The Western "liturgical renewal" that had its roots in the Benedictine tradition got derailed by liturgists such as Father Godfrey Diekmann at St. John's Abbey, Collegeville. Father Diekmann was a peritus at the Second Vatican Council, a founding member of the International Commission on English in the Liturgy, and strongly influenced post-conciliar reform of the Liturgy. He was also an ardent supporter of inclusive language in the liturgy and women's ordination. When the Seminex crisis hit the LCMS they were cheering the dissidents on at the Abbey.

Of course, even at the Council it was said that "the Rhine had flowed into the Tiber." German Benedictines were very influential in the liturgical movement.

I also agree with Chris, it is much more fruitful when pastor and people face the same direction in prayer.

Past Elder said...

Fr Godfrey? Fr Godfrey? OMG is it still 1968?

I am the German Benedictines!

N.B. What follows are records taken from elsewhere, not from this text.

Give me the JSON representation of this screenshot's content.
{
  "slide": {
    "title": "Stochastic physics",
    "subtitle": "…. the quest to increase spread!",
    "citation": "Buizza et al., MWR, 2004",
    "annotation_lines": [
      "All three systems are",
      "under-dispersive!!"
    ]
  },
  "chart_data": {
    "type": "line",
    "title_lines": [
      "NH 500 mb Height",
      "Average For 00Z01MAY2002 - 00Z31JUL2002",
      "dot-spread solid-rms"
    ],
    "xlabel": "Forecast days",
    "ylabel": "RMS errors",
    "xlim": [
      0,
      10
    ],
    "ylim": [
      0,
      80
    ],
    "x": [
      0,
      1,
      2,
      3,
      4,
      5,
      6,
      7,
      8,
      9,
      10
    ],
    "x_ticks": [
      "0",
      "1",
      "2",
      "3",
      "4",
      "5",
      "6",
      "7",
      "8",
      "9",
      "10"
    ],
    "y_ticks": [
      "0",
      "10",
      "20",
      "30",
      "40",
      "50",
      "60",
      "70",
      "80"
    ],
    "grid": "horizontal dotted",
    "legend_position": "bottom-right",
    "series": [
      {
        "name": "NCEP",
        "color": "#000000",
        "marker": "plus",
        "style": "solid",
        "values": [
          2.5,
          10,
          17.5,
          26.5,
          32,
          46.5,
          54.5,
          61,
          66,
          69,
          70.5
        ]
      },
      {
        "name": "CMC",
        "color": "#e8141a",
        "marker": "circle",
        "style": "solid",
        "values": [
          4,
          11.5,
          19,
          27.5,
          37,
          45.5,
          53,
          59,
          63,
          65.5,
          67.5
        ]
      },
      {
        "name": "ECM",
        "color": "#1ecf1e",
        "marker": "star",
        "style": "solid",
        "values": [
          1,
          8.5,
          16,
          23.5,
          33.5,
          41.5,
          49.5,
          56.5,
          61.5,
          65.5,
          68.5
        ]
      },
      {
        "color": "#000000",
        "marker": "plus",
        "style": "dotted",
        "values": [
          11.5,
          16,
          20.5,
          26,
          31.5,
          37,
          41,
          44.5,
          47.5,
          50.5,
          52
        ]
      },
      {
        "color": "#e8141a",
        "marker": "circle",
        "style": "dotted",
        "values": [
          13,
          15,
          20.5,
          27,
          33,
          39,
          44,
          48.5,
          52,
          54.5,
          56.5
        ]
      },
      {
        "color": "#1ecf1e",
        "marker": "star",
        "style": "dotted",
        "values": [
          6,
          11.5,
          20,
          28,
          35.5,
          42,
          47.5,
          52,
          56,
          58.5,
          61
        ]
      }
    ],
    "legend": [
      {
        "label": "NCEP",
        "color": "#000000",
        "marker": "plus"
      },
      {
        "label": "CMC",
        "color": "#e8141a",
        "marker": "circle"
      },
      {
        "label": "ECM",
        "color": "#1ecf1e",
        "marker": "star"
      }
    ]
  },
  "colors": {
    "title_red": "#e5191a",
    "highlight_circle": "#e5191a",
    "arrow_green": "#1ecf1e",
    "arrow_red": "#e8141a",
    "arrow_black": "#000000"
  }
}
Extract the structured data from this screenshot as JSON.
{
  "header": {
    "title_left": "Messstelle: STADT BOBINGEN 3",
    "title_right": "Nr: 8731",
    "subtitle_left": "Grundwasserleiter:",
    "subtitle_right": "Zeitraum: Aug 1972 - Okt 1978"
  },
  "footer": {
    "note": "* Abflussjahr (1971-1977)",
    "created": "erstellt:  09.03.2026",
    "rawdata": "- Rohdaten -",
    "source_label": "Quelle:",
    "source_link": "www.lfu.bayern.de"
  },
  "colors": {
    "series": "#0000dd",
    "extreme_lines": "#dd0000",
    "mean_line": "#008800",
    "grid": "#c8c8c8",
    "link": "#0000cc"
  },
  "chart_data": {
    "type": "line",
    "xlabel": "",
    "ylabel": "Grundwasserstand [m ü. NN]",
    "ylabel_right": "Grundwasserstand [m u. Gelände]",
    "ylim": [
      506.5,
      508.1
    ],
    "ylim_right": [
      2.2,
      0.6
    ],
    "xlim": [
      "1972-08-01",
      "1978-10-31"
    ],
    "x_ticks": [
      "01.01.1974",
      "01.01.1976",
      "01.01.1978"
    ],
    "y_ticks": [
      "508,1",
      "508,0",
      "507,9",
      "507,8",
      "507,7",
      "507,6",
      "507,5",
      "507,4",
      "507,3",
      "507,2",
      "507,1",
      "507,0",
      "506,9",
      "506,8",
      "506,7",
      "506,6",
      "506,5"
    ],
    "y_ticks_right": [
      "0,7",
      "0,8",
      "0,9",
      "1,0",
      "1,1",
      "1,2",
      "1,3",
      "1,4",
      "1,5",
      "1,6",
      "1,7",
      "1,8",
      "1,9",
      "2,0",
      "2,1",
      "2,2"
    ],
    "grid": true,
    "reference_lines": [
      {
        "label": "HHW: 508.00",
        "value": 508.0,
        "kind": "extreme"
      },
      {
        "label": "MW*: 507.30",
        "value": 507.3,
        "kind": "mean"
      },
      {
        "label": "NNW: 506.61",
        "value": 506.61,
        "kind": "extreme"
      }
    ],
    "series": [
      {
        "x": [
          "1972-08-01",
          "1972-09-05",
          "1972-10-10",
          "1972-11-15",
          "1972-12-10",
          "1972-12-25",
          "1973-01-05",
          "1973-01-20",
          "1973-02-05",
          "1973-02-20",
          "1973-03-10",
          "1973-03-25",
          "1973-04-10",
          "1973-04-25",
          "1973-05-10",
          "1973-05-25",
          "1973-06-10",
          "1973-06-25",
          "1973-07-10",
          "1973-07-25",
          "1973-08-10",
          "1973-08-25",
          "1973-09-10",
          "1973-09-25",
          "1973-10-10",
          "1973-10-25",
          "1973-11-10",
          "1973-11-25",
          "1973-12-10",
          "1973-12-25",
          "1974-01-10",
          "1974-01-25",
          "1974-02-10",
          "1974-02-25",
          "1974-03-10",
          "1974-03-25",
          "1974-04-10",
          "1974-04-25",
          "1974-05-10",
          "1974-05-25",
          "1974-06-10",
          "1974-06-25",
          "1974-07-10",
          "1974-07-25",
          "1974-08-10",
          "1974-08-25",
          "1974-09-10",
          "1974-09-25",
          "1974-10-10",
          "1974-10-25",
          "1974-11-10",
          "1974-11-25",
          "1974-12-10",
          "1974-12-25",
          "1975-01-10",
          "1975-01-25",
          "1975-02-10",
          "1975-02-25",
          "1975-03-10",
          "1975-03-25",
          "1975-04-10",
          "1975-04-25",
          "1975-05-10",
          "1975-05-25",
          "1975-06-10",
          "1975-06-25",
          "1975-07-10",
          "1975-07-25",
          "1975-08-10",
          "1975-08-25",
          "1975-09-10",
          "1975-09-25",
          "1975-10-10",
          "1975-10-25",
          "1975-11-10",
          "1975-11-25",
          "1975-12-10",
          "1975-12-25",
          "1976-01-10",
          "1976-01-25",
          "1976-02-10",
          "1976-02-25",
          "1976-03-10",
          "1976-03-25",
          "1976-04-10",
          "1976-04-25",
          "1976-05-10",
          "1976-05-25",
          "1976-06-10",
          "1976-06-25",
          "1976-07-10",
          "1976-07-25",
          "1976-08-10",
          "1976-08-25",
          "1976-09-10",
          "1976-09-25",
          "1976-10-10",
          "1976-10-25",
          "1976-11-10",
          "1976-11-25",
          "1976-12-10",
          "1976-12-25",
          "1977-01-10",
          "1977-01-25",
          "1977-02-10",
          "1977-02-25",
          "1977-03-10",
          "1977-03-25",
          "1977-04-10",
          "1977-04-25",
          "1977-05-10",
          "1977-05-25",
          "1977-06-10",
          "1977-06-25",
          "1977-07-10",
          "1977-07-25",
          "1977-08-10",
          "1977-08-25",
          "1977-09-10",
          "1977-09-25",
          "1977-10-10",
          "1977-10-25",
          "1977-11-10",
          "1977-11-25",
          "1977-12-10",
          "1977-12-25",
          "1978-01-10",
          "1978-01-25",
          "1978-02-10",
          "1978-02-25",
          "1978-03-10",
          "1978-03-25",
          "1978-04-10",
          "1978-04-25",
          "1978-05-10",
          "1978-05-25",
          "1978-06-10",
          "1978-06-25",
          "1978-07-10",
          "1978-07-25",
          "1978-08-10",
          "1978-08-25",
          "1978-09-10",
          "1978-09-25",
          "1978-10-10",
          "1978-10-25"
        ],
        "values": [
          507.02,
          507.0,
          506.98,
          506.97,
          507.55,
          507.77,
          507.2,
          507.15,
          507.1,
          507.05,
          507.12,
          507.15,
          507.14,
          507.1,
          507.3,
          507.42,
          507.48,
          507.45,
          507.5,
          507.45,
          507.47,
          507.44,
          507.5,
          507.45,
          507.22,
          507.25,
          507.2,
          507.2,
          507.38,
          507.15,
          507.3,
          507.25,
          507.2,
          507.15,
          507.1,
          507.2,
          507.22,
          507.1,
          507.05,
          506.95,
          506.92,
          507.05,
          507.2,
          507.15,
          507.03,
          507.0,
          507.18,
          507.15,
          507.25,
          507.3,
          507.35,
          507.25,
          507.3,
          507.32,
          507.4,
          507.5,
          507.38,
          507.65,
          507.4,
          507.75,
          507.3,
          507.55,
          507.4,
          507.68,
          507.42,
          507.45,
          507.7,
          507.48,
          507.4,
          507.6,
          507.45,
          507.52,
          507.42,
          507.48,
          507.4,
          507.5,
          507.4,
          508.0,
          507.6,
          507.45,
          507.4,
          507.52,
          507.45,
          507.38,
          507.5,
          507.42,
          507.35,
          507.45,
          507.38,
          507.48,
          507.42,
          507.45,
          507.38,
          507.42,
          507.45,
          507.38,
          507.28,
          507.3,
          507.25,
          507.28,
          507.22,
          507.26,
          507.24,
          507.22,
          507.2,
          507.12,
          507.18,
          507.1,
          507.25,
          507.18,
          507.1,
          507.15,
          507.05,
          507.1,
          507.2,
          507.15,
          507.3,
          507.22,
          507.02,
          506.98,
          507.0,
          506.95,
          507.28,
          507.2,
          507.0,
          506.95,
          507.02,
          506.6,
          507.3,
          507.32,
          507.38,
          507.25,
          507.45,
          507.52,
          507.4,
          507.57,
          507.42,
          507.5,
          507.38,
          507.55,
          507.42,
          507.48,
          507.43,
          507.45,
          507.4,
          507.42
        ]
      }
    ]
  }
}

They did everything they could to erase what I had been taught by the RCC and reprogramme me according to the higher critical school and its liturgical action committee, the liturgical reform movement!

It was my singular misfortune to witness the construction of the novus ordo from the hands of its authors, not to mention the Kristallnacht which was its promulgation.

At any rate, I am not laying the "contemporary worship" movement up to the novus ordo; I am saying that once this new liturgy replaced the old, that the old was replaceable was no longer an issue but a demonstrated fact, and the argument is only over whether to replace it with the 1960s Roman liturgy and its wannabes and derivatives or something else.

Now, let me pull out my "Renew and Create" that Godfrey gave me after one of our conversations, in the hopes that I might aggiornamento my understanding of the regula a little!